The flashback to come combines “Eastern Promises” violence, “Eyes Wide Shut” eroticism, and the buddy banter of “48 HRS.” The latter shouldn’t surprise: Hill directed “48 HRS” with Eddie Murphy and Nick Nolte. He’s a past master of macho posturing. For his latest ‒ as much a comeback for Hill as Stallone ‒ he pairs Bobo with a D.C. Detective Taylor Kwon (Sung Kang of the “Fast & Furious” franchise). Kwon is Korean-American, but that doesn’t stop Bobo from pummeling him with Confucius and fortune cookie cracks.

“We’ll take him out,” says Bobo about the guy who hired him for the hit.

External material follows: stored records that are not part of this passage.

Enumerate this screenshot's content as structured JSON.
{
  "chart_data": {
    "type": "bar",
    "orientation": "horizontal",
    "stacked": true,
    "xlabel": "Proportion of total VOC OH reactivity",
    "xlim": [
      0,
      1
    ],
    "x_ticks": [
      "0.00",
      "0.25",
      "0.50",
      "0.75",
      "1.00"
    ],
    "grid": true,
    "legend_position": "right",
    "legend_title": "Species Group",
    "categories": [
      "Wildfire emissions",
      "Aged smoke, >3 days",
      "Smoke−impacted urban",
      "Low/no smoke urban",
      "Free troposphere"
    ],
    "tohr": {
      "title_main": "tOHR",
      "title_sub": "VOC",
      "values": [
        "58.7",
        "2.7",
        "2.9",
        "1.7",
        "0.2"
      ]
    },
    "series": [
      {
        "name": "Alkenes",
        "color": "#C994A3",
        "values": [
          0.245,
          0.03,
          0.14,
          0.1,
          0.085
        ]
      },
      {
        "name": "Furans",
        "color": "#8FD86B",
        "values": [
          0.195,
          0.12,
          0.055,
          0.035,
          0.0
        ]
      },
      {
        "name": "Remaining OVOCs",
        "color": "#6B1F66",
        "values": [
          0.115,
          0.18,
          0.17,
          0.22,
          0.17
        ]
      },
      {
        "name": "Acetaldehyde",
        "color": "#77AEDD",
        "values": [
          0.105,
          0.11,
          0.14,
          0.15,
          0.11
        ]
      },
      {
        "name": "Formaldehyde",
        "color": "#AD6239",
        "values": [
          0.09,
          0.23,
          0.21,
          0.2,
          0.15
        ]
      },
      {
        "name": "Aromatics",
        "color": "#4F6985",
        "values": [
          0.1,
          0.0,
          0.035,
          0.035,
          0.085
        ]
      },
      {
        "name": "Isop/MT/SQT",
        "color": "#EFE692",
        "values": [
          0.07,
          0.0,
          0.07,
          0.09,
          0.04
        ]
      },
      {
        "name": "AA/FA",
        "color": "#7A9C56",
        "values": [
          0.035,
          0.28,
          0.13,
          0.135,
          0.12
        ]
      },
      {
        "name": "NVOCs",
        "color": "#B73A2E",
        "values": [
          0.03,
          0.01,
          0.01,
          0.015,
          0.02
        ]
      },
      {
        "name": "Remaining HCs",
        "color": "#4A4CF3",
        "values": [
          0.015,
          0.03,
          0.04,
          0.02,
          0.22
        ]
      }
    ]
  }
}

“You mean, take him in,” corrects Kwon.

“Yeah,” Bobo grunts.

“Bullet to the Head” opens a little like “Pulp Fiction.” Bobo and partner Louis (Jon Seda) have been paid to take out a dirty cop. They complete the job and go to a bar for payment. It’s a setup with the hitmen next on the hit list. Bobo isn’t amused. He aims to exact payback by tracing Louis’s killer to the Big Boss, who turns out to be a Nigerian gangster named Morel (Adewale Akinnuoye-Agbaje) whose minions include a paramilitary killer (the formidable Jason Mamoa) and a cowardly, weasel-like lawyer (a too-snarky-to-live Christian Slater ).

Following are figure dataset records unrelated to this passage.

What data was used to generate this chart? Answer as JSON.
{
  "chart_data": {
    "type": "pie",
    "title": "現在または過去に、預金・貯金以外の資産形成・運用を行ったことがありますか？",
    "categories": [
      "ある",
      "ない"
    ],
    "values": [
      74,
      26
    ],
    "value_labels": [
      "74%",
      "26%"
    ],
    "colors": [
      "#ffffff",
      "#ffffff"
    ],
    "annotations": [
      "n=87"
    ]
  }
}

Kwon turns up to investigate the D.C. connection and, after taking a slug and being saved by Bobo, reluctantly agrees to throw in with the churlish thug, at least until the case is solved … and then, who knows. Bobo’s daughter (Sarah Shahi) also comes in handy: she’s a tattoo artist who doubles as an ER doctor.

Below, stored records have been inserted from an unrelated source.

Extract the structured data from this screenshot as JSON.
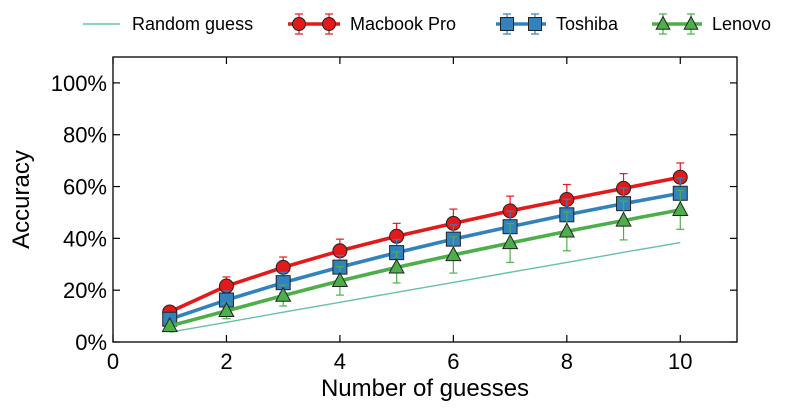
{
  "chart_data": {
    "type": "line",
    "title": "",
    "xlabel": "Number of guesses",
    "ylabel": "Accuracy",
    "xlim": [
      0,
      11
    ],
    "ylim": [
      0,
      110
    ],
    "x_ticks": [
      0,
      2,
      4,
      6,
      8,
      10
    ],
    "y_ticks": [
      0,
      20,
      40,
      60,
      80,
      100
    ],
    "x_tick_labels": [
      "0",
      "2",
      "4",
      "6",
      "8",
      "10"
    ],
    "y_tick_labels": [
      "0%",
      "20%",
      "40%",
      "60%",
      "80%",
      "100%"
    ],
    "grid": false,
    "legend_position": "top",
    "x": [
      1,
      2,
      3,
      4,
      5,
      6,
      7,
      8,
      9,
      10
    ],
    "series": [
      {
        "name": "Random guess",
        "color": "#66c2a4",
        "marker": "none",
        "values": [
          3.8,
          7.6,
          11.5,
          15.3,
          19.2,
          23.0,
          26.9,
          30.7,
          34.6,
          38.4
        ],
        "errors": null
      },
      {
        "name": "Macbook Pro",
        "color": "#e31a1c",
        "marker": "circle",
        "values": [
          11.6,
          21.6,
          28.8,
          35.2,
          40.8,
          45.8,
          50.6,
          55.0,
          59.3,
          63.6
        ],
        "errors": [
          2.0,
          3.5,
          4.0,
          4.5,
          5.0,
          5.5,
          5.7,
          5.8,
          5.7,
          5.5
        ]
      },
      {
        "name": "Toshiba",
        "color": "#3182bd",
        "marker": "square",
        "values": [
          8.8,
          16.2,
          22.9,
          28.9,
          34.5,
          39.7,
          44.5,
          49.1,
          53.4,
          57.4
        ],
        "errors": [
          2.5,
          3.5,
          4.0,
          4.5,
          5.0,
          5.5,
          6.0,
          6.0,
          6.0,
          5.8
        ]
      },
      {
        "name": "Lenovo",
        "color": "#4daf4a",
        "marker": "triangle",
        "values": [
          6.2,
          12.0,
          17.9,
          23.6,
          28.8,
          33.6,
          38.2,
          42.7,
          46.9,
          51.0
        ],
        "errors": [
          1.5,
          3.0,
          4.0,
          5.5,
          6.0,
          7.0,
          7.5,
          7.5,
          7.5,
          7.5
        ]
      }
    ]
  }
}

“Bullet” is Hill’s first feature as director in over six years. (He’s been toiling in the TV vineyard.) It’s good to have him back in rare form. His latest ricochets from one ultra-violent set piece to another, from Turkish bath rub-out to boathouse ambush to power-plant mano a mano (with axes, no less). And the punches for a change feel real. Indeed, I haven’t flinched this much since Hill’s “Hard Times,” starring Charles Bronson as a New Orleans bare-knuckle boxer.

Of course it helps to have someone as formidable as Stallone in your corner. His assassin takes no prisoners; he’s an unapologetic, stone cold killer who, on more than one occasion, deadpans “I’ll handle it.” When his daughter’s in jeopardy, he warns her abductor, “Touch her and I’ll kill you with a f***ing rock!” Coming from Stallone, not even Goliath would take that as an idle threat.

BULLET TO THE HEAD ✮✮✮ With Sylvester Stallone, Sung Kang, Sarah Shahi, Jason Mamoa, Christian Slater. Director Walter Hill; scripted by Alessandro Camon from Alexis Nolent’s graphic novel. 91 min. Rated R (for profanity, nudity, extreme violence)

2 Responses to “Bullet to the Head ✮✮✮”

  1. Van Roberts Says:

    I think that I liked it slightly more that you did, Glenn. Textbook Walter Hill melodrama with more style, class, and depth than we’re used to seeing. Everybody else hated it. I guess it’s a cool relic from the 1990s. Hope the overseas market bails them out.